I’d love to tell him he’s missing out, but he just saw me on a “date” that was actually a business proposal, so I don’t think I’m the poster child for online romance.

“How do you meet anyone, then?” I ask, out of curiosity.

“Out in the wild, I guess,” he says. “It’s not really working for me either, though.”

Self-deprecating Luke is not one I’m used to. Cocky and self-important Luke is easy for me to handle. This all feels a little too cordial right now, and I’m not sure how I feel about it. Luke has wreaked havoc in my life for the past two and a half weeks. I don’t think I want to get along with him.

His phone beeps, and he reaches into the pocket of his suit coat to grab it.

“My mom,” he says, pointing at the screen. “Do you mind?”

“Of course not,” I say, taken aback that he asked. It’s not like we’re in the middle of some deep life discussion. In fact, I should probably leave. I don’t need to be fraternizing with the enemy.

But I don’t leave. I watch as he quickly shoots a text back and then tucks the phone into his pocket.

“How’s your mom?” I ask. Only because it’s the nice thing to do. But also, I kind of want to know.

Back when he was at Harrow & Finch, we used to frequent this very coffee shop. Often discussing work, but sometimes, on more rare occasions, talking about life.

What I do know about Luke is that his dad died when he was five, and it’s just been him, his mom, and his younger sister ever since.
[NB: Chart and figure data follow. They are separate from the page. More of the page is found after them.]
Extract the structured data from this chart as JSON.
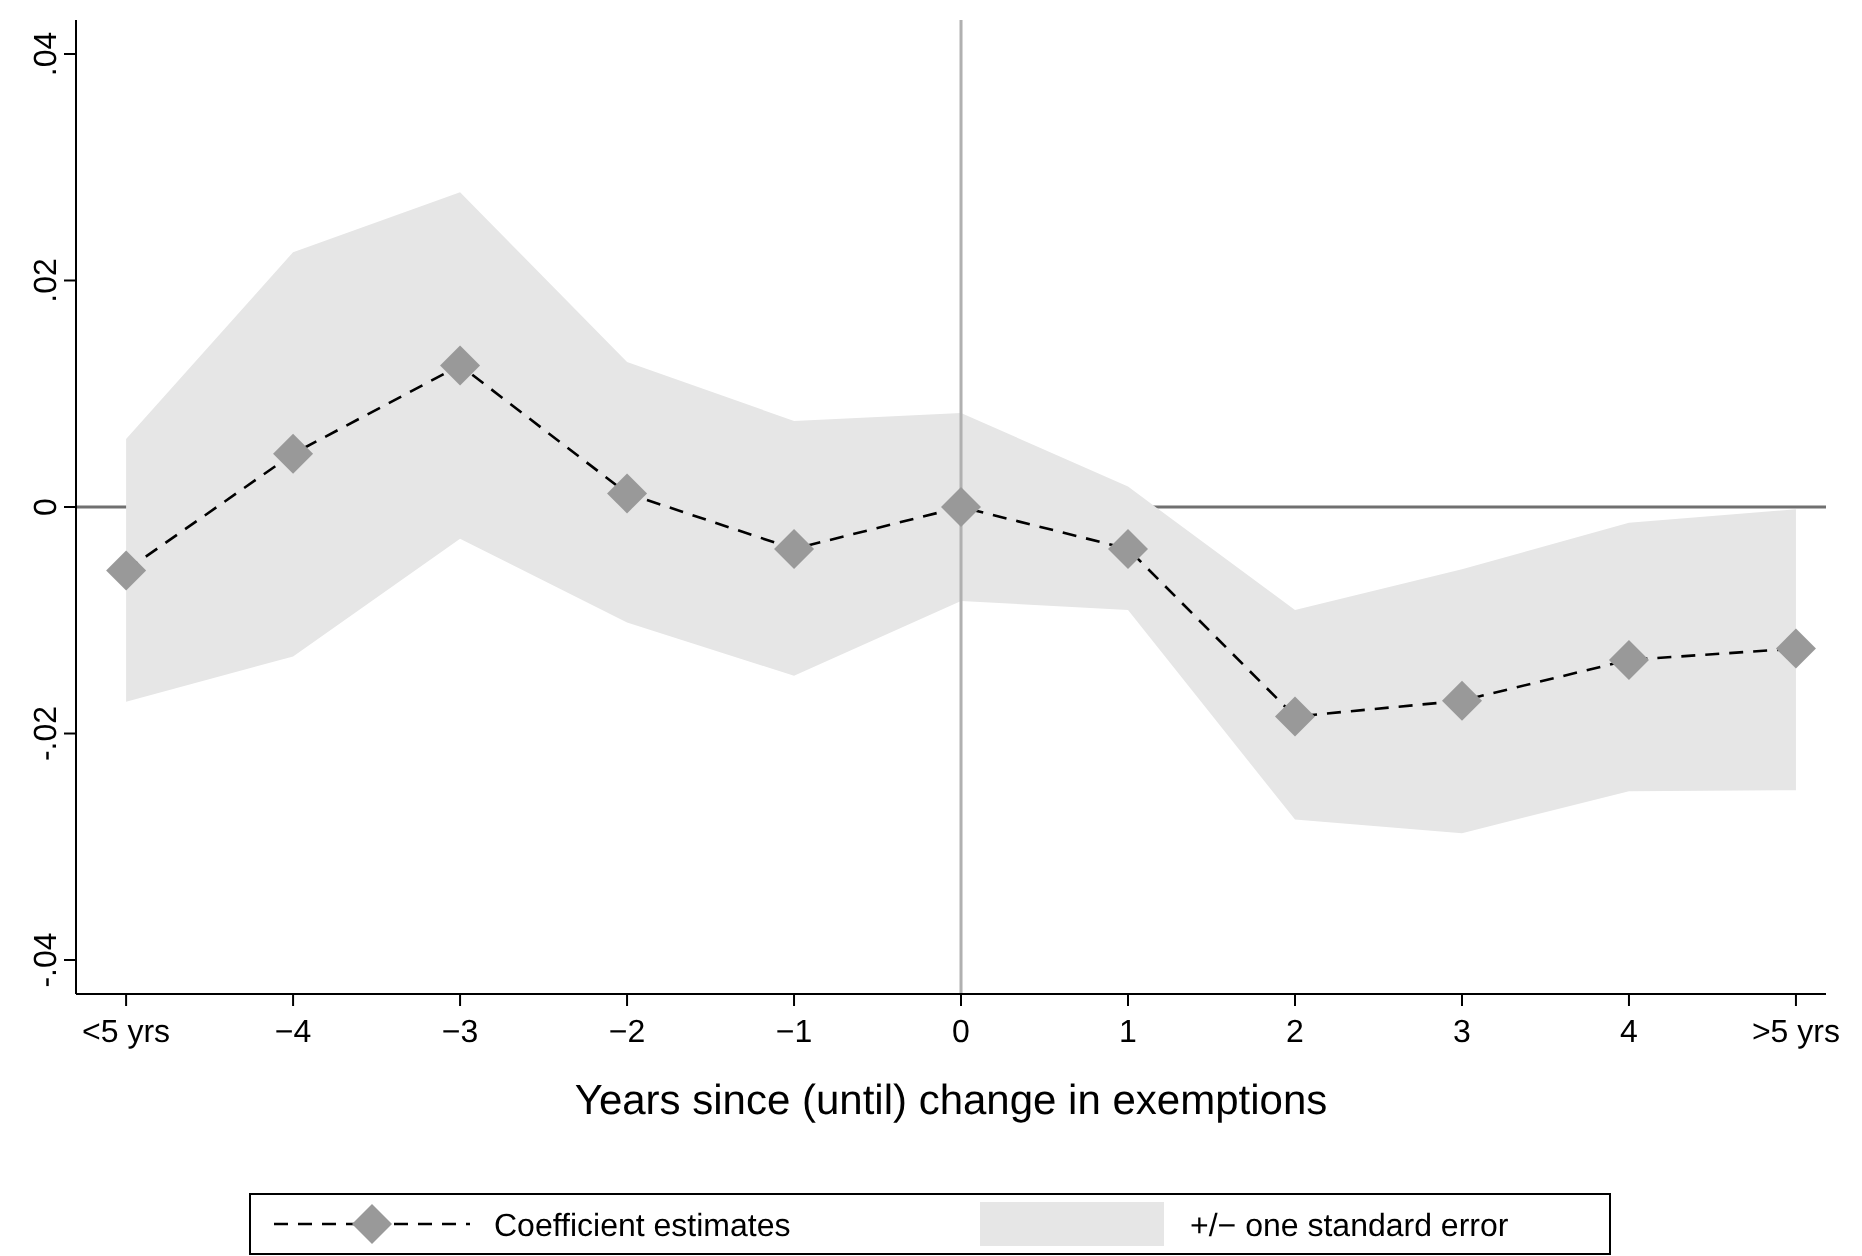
{
  "chart_data": {
    "type": "line",
    "xlabel": "Years since (until) change in exemptions",
    "x": [
      -5,
      -4,
      -3,
      -2,
      -1,
      0,
      1,
      2,
      3,
      4,
      5
    ],
    "series": [
      {
        "name": "Coefficient estimates",
        "color": "#999999",
        "values": [
          -0.0056,
          0.0047,
          0.0125,
          0.0012,
          -0.0037,
          0,
          -0.0037,
          -0.0185,
          -0.0171,
          -0.0135,
          -0.0125
        ],
        "lower": [
          -0.0172,
          -0.0132,
          -0.0028,
          -0.0102,
          -0.0149,
          -0.0083,
          -0.0091,
          -0.0276,
          -0.0288,
          -0.0251,
          -0.025
        ],
        "upper": [
          0.006,
          0.0225,
          0.0278,
          0.0128,
          0.0076,
          0.0083,
          0.0018,
          -0.0091,
          -0.0055,
          -0.0014,
          -0.0002
        ]
      }
    ],
    "marker": "diamond",
    "line_style": "dashed",
    "legend": "bottom",
    "grid": false,
    "annotations": [
      "+/− one standard error"
    ],
    "xlim": [
      -5.3,
      5.18
    ],
    "xticks": [
      {
        "value": -5,
        "label": "<5 yrs"
      },
      {
        "value": -4,
        "label": "−4"
      },
      {
        "value": -3,
        "label": "−3"
      },
      {
        "value": -2,
        "label": "−2"
      },
      {
        "value": -1,
        "label": "−1"
      },
      0,
      1,
      2,
      3,
      4,
      {
        "value": 5,
        "label": ">5 yrs"
      }
    ],
    "ylim": [
      -0.043,
      0.043
    ],
    "yticks": [
      {
        "value": -0.04,
        "label": "-.04"
      },
      {
        "value": -0.02,
        "label": "-.02"
      },
      0,
      {
        "value": 0.02,
        "label": ".02"
      },
      {
        "value": 0.04,
        "label": ".04"
      }
    ],
    "ref_lines": [
      {
        "axis": "x",
        "value": 0,
        "color": "#b0b0b0"
      },
      {
        "axis": "y",
        "value": 0,
        "color": "#707070"
      }
    ]
  }
}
“She’s good,” he says. “Hasn’t changed much. Still fussing over how much I work.”

“Sounds familiar.” My mom and Gigi bring it up often. Not because I’m overworked—because it keeps me from settling down. Just like the curse does.

“My mom worries about your work schedule too?” he asks, his eyes wide in mock surprise.

“Shut up,” I say, chuckling.

Luke sitting across from me, teasing me . . . it all feels so familiar. I have to remind myself that he totally betrayed me.

“Nice move with getting that old video of Bailey to go viral, by the way,” he says before taking a sip of his drink.

I give him a shrug. “I had nothing to do with that. Just a happy accident.”

He shakes his head while smiling. “That had Claire Archer written all over it.”

I smile, despite trying not to. “There was some luck involved.”

There always is with PR. You can’t know if it will be the right post at the right time.

“That was all you,” he says. “You were always good at your job.”

I scoff. “Sure,” I say.

“I’m serious,” he says, the humor leaving his expression.

It takes me by surprise. Even when we were on good terms, Luke was more apt to tease me than compliment me.

But it also rankles. Am I good at this, or just lucky? Despite my warring feelings, a tiny bit of the animosity I’ve felt toward him since he walked away from Harrow & Finch dissipates.

“If you had listened to my voicemail, you wouldn’t be so shocked right now.”

“Not the voicemail again,” I say, really hating that I’m actually dying to know what it said at this point.